If you have any doubt about the level of study, please speak to an adviser.

Preparatory work

There is no formal preparatory work, but you should revise your algebraic skills, and differential and integral calculus, before the module begins.

If you have a disability or additional requirement

The module should present no special difficulties, though it does include a lot of diagrams. The study materials are available on audio in DAISY Digital Talking Book format and there are transcripts of the module audio-visual material.

Study materials

What's included

Module books, CDs, DVD.

You will need

CD player and DVD player (or computer able to play DVDs). A scientific calculator would be useful but is not essential.

You require access to the internet at least once a week during the module to download module resources and assignments, and to keep up to date with module news.

Computing requirements

You will need a device with internet access to study this module as a web browser is used to access learning materials and activities. Any other computer-based activities you will need to carry out, such as word processing, using spreadsheets, taking part in online forums, and submitting files to the university for assessment, are specified in the module materials. If any additional software is needed for these tasks it will either be provided or is freely available. You may need administrative privileges to install software required for this module. Windows 10 S is not suitable as it restricts software installation to software available in the Windows Application Store.

Suitable devices are:

  • A Windows desktop or laptop running Windows 7 or later operating system
  • A Macintosh desktop or laptop running OS X 10.8 or later operating system.

Some software will not run on Linux, iOS or Android devices.

A netbook, tablet, smartphone or Linux computer that supports one of the browsers listed below may be suitable. However, these devices may not be suitable for some activities. If you intend to use one of these devices please ensure you have access to a suitable desktop or laptop device that uses the Windows or OS X operating system in case you are unable to carry out all activities on your mobile device.

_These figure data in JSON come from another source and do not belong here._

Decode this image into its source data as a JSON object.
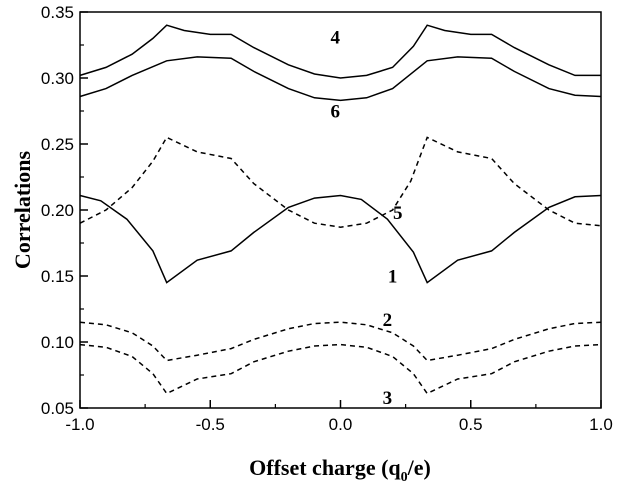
{
  "chart_data": {
    "type": "line",
    "xlabel": "Offset charge (q",
    "xlabel_sub": "0",
    "xlabel_end": "/e)",
    "ylabel": "Correlations",
    "xlim": [
      -1.0,
      1.0
    ],
    "ylim": [
      0.05,
      0.35
    ],
    "x_ticks": [
      -1.0,
      -0.5,
      0.0,
      0.5,
      1.0
    ],
    "x_tick_labels": [
      "-1.0",
      "-0.5",
      "0.0",
      "0.5",
      "1.0"
    ],
    "y_ticks": [
      0.05,
      0.1,
      0.15,
      0.2,
      0.25,
      0.3,
      0.35
    ],
    "y_tick_labels": [
      "0.05",
      "0.10",
      "0.15",
      "0.20",
      "0.25",
      "0.30",
      "0.35"
    ],
    "grid": false,
    "legend": "none",
    "series": [
      {
        "label": "4",
        "style": "solid",
        "label_at": [
          -0.02,
          0.326
        ],
        "points": [
          [
            -1.0,
            0.302
          ],
          [
            -0.9,
            0.308
          ],
          [
            -0.8,
            0.318
          ],
          [
            -0.72,
            0.33
          ],
          [
            -0.667,
            0.34
          ],
          [
            -0.6,
            0.336
          ],
          [
            -0.5,
            0.333
          ],
          [
            -0.42,
            0.333
          ],
          [
            -0.333,
            0.323
          ],
          [
            -0.2,
            0.31
          ],
          [
            -0.1,
            0.303
          ],
          [
            0.0,
            0.3
          ],
          [
            0.1,
            0.302
          ],
          [
            0.2,
            0.308
          ],
          [
            0.28,
            0.324
          ],
          [
            0.333,
            0.34
          ],
          [
            0.4,
            0.336
          ],
          [
            0.5,
            0.333
          ],
          [
            0.58,
            0.333
          ],
          [
            0.667,
            0.323
          ],
          [
            0.8,
            0.31
          ],
          [
            0.9,
            0.302
          ],
          [
            1.0,
            0.302
          ]
        ]
      },
      {
        "label": "6",
        "style": "solid",
        "label_at": [
          -0.02,
          0.27
        ],
        "points": [
          [
            -1.0,
            0.286
          ],
          [
            -0.9,
            0.292
          ],
          [
            -0.8,
            0.302
          ],
          [
            -0.667,
            0.313
          ],
          [
            -0.55,
            0.316
          ],
          [
            -0.42,
            0.315
          ],
          [
            -0.333,
            0.305
          ],
          [
            -0.2,
            0.292
          ],
          [
            -0.1,
            0.285
          ],
          [
            0.0,
            0.283
          ],
          [
            0.1,
            0.285
          ],
          [
            0.2,
            0.292
          ],
          [
            0.333,
            0.313
          ],
          [
            0.45,
            0.316
          ],
          [
            0.58,
            0.315
          ],
          [
            0.667,
            0.305
          ],
          [
            0.8,
            0.292
          ],
          [
            0.9,
            0.287
          ],
          [
            1.0,
            0.286
          ]
        ]
      },
      {
        "label": "5",
        "style": "dashed",
        "label_at": [
          0.22,
          0.193
        ],
        "points": [
          [
            -1.0,
            0.19
          ],
          [
            -0.9,
            0.2
          ],
          [
            -0.8,
            0.217
          ],
          [
            -0.72,
            0.237
          ],
          [
            -0.667,
            0.255
          ],
          [
            -0.55,
            0.244
          ],
          [
            -0.42,
            0.239
          ],
          [
            -0.333,
            0.22
          ],
          [
            -0.2,
            0.2
          ],
          [
            -0.1,
            0.19
          ],
          [
            0.0,
            0.187
          ],
          [
            0.1,
            0.19
          ],
          [
            0.2,
            0.2
          ],
          [
            0.27,
            0.222
          ],
          [
            0.333,
            0.255
          ],
          [
            0.45,
            0.244
          ],
          [
            0.58,
            0.239
          ],
          [
            0.667,
            0.22
          ],
          [
            0.8,
            0.2
          ],
          [
            0.9,
            0.19
          ],
          [
            1.0,
            0.188
          ]
        ]
      },
      {
        "label": "1",
        "style": "solid",
        "label_at": [
          0.2,
          0.145
        ],
        "points": [
          [
            -1.0,
            0.211
          ],
          [
            -0.92,
            0.207
          ],
          [
            -0.82,
            0.193
          ],
          [
            -0.72,
            0.169
          ],
          [
            -0.667,
            0.145
          ],
          [
            -0.55,
            0.162
          ],
          [
            -0.42,
            0.169
          ],
          [
            -0.333,
            0.183
          ],
          [
            -0.2,
            0.202
          ],
          [
            -0.1,
            0.209
          ],
          [
            0.0,
            0.211
          ],
          [
            0.08,
            0.208
          ],
          [
            0.18,
            0.193
          ],
          [
            0.28,
            0.168
          ],
          [
            0.333,
            0.145
          ],
          [
            0.45,
            0.162
          ],
          [
            0.58,
            0.169
          ],
          [
            0.667,
            0.183
          ],
          [
            0.8,
            0.202
          ],
          [
            0.9,
            0.21
          ],
          [
            1.0,
            0.211
          ]
        ]
      },
      {
        "label": "2",
        "style": "dashed",
        "label_at": [
          0.18,
          0.112
        ],
        "points": [
          [
            -1.0,
            0.115
          ],
          [
            -0.9,
            0.113
          ],
          [
            -0.8,
            0.107
          ],
          [
            -0.72,
            0.097
          ],
          [
            -0.667,
            0.086
          ],
          [
            -0.55,
            0.09
          ],
          [
            -0.42,
            0.095
          ],
          [
            -0.333,
            0.102
          ],
          [
            -0.2,
            0.11
          ],
          [
            -0.1,
            0.114
          ],
          [
            0.0,
            0.115
          ],
          [
            0.1,
            0.113
          ],
          [
            0.2,
            0.107
          ],
          [
            0.28,
            0.097
          ],
          [
            0.333,
            0.086
          ],
          [
            0.45,
            0.09
          ],
          [
            0.58,
            0.095
          ],
          [
            0.667,
            0.102
          ],
          [
            0.8,
            0.11
          ],
          [
            0.9,
            0.114
          ],
          [
            1.0,
            0.115
          ]
        ]
      },
      {
        "label": "3",
        "style": "dashed",
        "label_at": [
          0.18,
          0.053
        ],
        "points": [
          [
            -1.0,
            0.098
          ],
          [
            -0.9,
            0.096
          ],
          [
            -0.8,
            0.089
          ],
          [
            -0.72,
            0.076
          ],
          [
            -0.667,
            0.061
          ],
          [
            -0.55,
            0.072
          ],
          [
            -0.42,
            0.076
          ],
          [
            -0.333,
            0.085
          ],
          [
            -0.2,
            0.093
          ],
          [
            -0.1,
            0.097
          ],
          [
            0.0,
            0.098
          ],
          [
            0.1,
            0.096
          ],
          [
            0.2,
            0.089
          ],
          [
            0.28,
            0.076
          ],
          [
            0.333,
            0.061
          ],
          [
            0.45,
            0.072
          ],
          [
            0.58,
            0.076
          ],
          [
            0.667,
            0.085
          ],
          [
            0.8,
            0.093
          ],
          [
            0.9,
            0.097
          ],
          [
            1.0,
            0.098
          ]
        ]
      }
    ]
  }
}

Recent versions of the following browsers are suitable for carrying out web-based activities:

  • Safari
  • Chrome
  • Firefox
  • Edge

Or Internet Explorer 9 and above.

Using a browser upgraded to the latest version will maximise security when accessing the internet.

Using company or library computers may prevent you accessing some internet materials or installing additional software.

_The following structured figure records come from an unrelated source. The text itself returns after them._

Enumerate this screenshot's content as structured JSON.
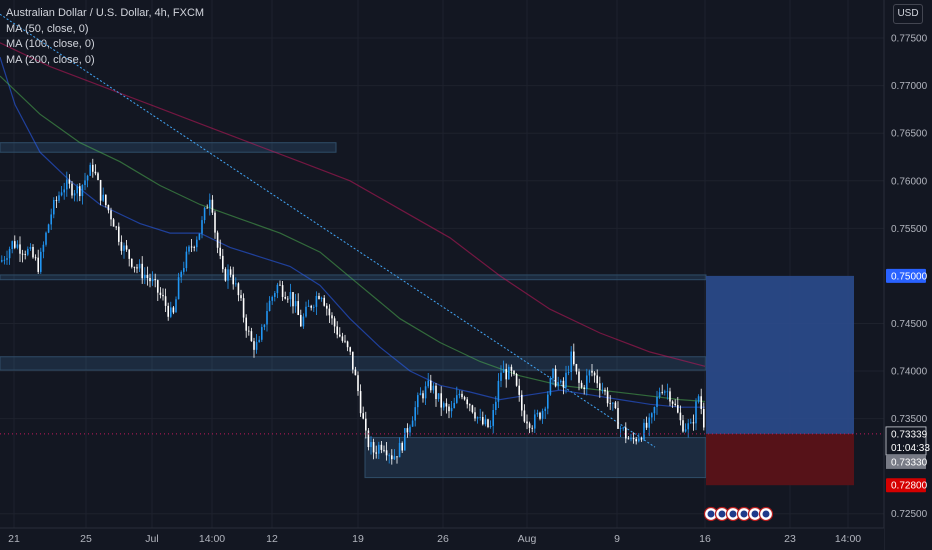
{
  "header": {
    "title": "Australian Dollar / U.S. Dollar, 4h, FXCM",
    "indicators": [
      "MA (50, close, 0)",
      "MA (100, close, 0)",
      "MA (200, close, 0)"
    ],
    "currency": "USD"
  },
  "chart_data": {
    "type": "candlestick",
    "symbol": "AUDUSD",
    "timeframe": "4h",
    "y_range": [
      0.7235,
      0.779
    ],
    "y_ticks": [
      {
        "label": "0.77500",
        "value": 0.775
      },
      {
        "label": "0.77000",
        "value": 0.77
      },
      {
        "label": "0.76500",
        "value": 0.765
      },
      {
        "label": "0.76000",
        "value": 0.76
      },
      {
        "label": "0.75500",
        "value": 0.755
      },
      {
        "label": "0.74500",
        "value": 0.745
      },
      {
        "label": "0.74000",
        "value": 0.74
      },
      {
        "label": "0.73500",
        "value": 0.735
      },
      {
        "label": "0.72500",
        "value": 0.725
      }
    ],
    "x_ticks": [
      "21",
      "25",
      "Jul",
      "14:00",
      "12",
      "19",
      "26",
      "Aug",
      "9",
      "16",
      "23",
      "14:00"
    ],
    "close_path": [
      [
        0,
        0.7515
      ],
      [
        12,
        0.7535
      ],
      [
        28,
        0.7525
      ],
      [
        38,
        0.751
      ],
      [
        50,
        0.7565
      ],
      [
        62,
        0.7595
      ],
      [
        78,
        0.759
      ],
      [
        92,
        0.7615
      ],
      [
        100,
        0.7585
      ],
      [
        112,
        0.756
      ],
      [
        122,
        0.753
      ],
      [
        135,
        0.751
      ],
      [
        150,
        0.7495
      ],
      [
        162,
        0.7475
      ],
      [
        172,
        0.7455
      ],
      [
        180,
        0.7505
      ],
      [
        190,
        0.753
      ],
      [
        200,
        0.755
      ],
      [
        210,
        0.759
      ],
      [
        215,
        0.754
      ],
      [
        222,
        0.75
      ],
      [
        230,
        0.7505
      ],
      [
        240,
        0.747
      ],
      [
        250,
        0.743
      ],
      [
        258,
        0.7425
      ],
      [
        266,
        0.7465
      ],
      [
        276,
        0.749
      ],
      [
        290,
        0.748
      ],
      [
        300,
        0.745
      ],
      [
        310,
        0.747
      ],
      [
        320,
        0.7485
      ],
      [
        330,
        0.7455
      ],
      [
        340,
        0.7435
      ],
      [
        350,
        0.7415
      ],
      [
        358,
        0.7375
      ],
      [
        365,
        0.733
      ],
      [
        372,
        0.7315
      ],
      [
        382,
        0.7325
      ],
      [
        392,
        0.731
      ],
      [
        400,
        0.732
      ],
      [
        410,
        0.735
      ],
      [
        420,
        0.7375
      ],
      [
        430,
        0.7385
      ],
      [
        440,
        0.7365
      ],
      [
        450,
        0.7355
      ],
      [
        460,
        0.738
      ],
      [
        470,
        0.7365
      ],
      [
        480,
        0.7345
      ],
      [
        490,
        0.734
      ],
      [
        500,
        0.74
      ],
      [
        512,
        0.7395
      ],
      [
        522,
        0.7355
      ],
      [
        532,
        0.7345
      ],
      [
        542,
        0.736
      ],
      [
        552,
        0.7395
      ],
      [
        562,
        0.738
      ],
      [
        570,
        0.7415
      ],
      [
        580,
        0.738
      ],
      [
        590,
        0.74
      ],
      [
        600,
        0.7385
      ],
      [
        610,
        0.7365
      ],
      [
        620,
        0.734
      ],
      [
        630,
        0.7325
      ],
      [
        640,
        0.7335
      ],
      [
        650,
        0.7345
      ],
      [
        660,
        0.7385
      ],
      [
        670,
        0.7375
      ],
      [
        680,
        0.7345
      ],
      [
        690,
        0.734
      ],
      [
        698,
        0.7375
      ],
      [
        705,
        0.7335
      ]
    ],
    "moving_averages": [
      {
        "name": "MA (50, close, 0)",
        "color": "#2962ff",
        "points": [
          [
            0,
            0.773
          ],
          [
            15,
            0.768
          ],
          [
            40,
            0.763
          ],
          [
            70,
            0.76
          ],
          [
            100,
            0.7575
          ],
          [
            140,
            0.7555
          ],
          [
            170,
            0.7545
          ],
          [
            200,
            0.7545
          ],
          [
            230,
            0.753
          ],
          [
            260,
            0.752
          ],
          [
            290,
            0.751
          ],
          [
            320,
            0.749
          ],
          [
            350,
            0.7455
          ],
          [
            380,
            0.7425
          ],
          [
            410,
            0.74
          ],
          [
            440,
            0.7385
          ],
          [
            470,
            0.7378
          ],
          [
            500,
            0.737
          ],
          [
            530,
            0.7375
          ],
          [
            560,
            0.738
          ],
          [
            590,
            0.7375
          ],
          [
            620,
            0.737
          ],
          [
            650,
            0.7365
          ],
          [
            680,
            0.7362
          ],
          [
            705,
            0.7362
          ]
        ]
      },
      {
        "name": "MA (100, close, 0)",
        "color": "#4caf50",
        "points": [
          [
            0,
            0.771
          ],
          [
            40,
            0.767
          ],
          [
            80,
            0.764
          ],
          [
            120,
            0.762
          ],
          [
            160,
            0.7595
          ],
          [
            200,
            0.7575
          ],
          [
            240,
            0.756
          ],
          [
            280,
            0.7545
          ],
          [
            320,
            0.7525
          ],
          [
            360,
            0.749
          ],
          [
            400,
            0.7455
          ],
          [
            440,
            0.743
          ],
          [
            480,
            0.741
          ],
          [
            520,
            0.7395
          ],
          [
            560,
            0.7385
          ],
          [
            600,
            0.738
          ],
          [
            640,
            0.7375
          ],
          [
            680,
            0.737
          ],
          [
            705,
            0.7368
          ]
        ]
      },
      {
        "name": "MA (200, close, 0)",
        "color": "#c2185b",
        "points": [
          [
            0,
            0.7745
          ],
          [
            50,
            0.772
          ],
          [
            100,
            0.77
          ],
          [
            150,
            0.768
          ],
          [
            200,
            0.766
          ],
          [
            250,
            0.764
          ],
          [
            300,
            0.762
          ],
          [
            350,
            0.76
          ],
          [
            400,
            0.757
          ],
          [
            450,
            0.754
          ],
          [
            500,
            0.75
          ],
          [
            550,
            0.7465
          ],
          [
            600,
            0.744
          ],
          [
            650,
            0.742
          ],
          [
            705,
            0.7405
          ]
        ]
      }
    ],
    "zones": [
      {
        "name": "resistance-zone-upper",
        "x1": 0,
        "x2": 336,
        "y_top": 0.764,
        "y_bottom": 0.763
      },
      {
        "name": "resistance-line-0750",
        "x1": 0,
        "x2": 706,
        "y_top": 0.7501,
        "y_bottom": 0.7496
      },
      {
        "name": "resistance-zone-mid",
        "x1": 0,
        "x2": 706,
        "y_top": 0.7415,
        "y_bottom": 0.7401
      },
      {
        "name": "support-zone",
        "x1": 365,
        "x2": 706,
        "y_top": 0.733,
        "y_bottom": 0.7288
      }
    ],
    "trendline": {
      "start": [
        0,
        0.7775
      ],
      "end": [
        655,
        0.732
      ],
      "color": "#42a5f5"
    },
    "position": {
      "entry": 0.73339,
      "target": 0.75,
      "stop": 0.728,
      "x1": 706,
      "x2": 854,
      "profit_color": "#2b4b8d",
      "loss_color": "#5a1218"
    },
    "price_labels": {
      "target": "0.75000",
      "current": "0.73339",
      "countdown": "01:04:33",
      "support": "0.73330",
      "stop": "0.72800"
    },
    "events_count": 6
  }
}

To be able to talk and listen in our online discussions you will need both a microphone and speakers/headphones.

Devices with small screens may make it difficult to view the material provided and carry out the activities. However, a device that has a resolution of at least 1024 pixels horizontally and also at least 768 pixels vertically should be adequate.

See our Skills for OU study website for further information about computing skills for study and educational deals for buying Microsoft Office software.

Teaching and assessment

Support from your tutor

You will have a tutor who will mark and comment on your written work, and whom you can ask for advice and guidance. We may also be able to offer group tutorials or day schools that you are encouraged, but not obliged, to attend. Where your tutorials are held will depend on the distribution of students taking the module.

Contact us if you want to know more about study with The Open University before you register.

Assessment

The assessment details for this module can be found in the facts box above.

You can choose whether to submit your tutor-marked assignments (TMAs) on paper or online through the eTMA system. You may want to use the eTMA system for some of your assignments but submit on paper for others. This is entirely your choice.

Future availability

The details given here are for the module that starts in October 2017. It starts once a year – in October.

This course is expected to start for the last time in October 2027.

Professional recognition

This module may help you to gain membership of the Institute of Mathematics and its Applications (IMA). For further information, see the IMA website.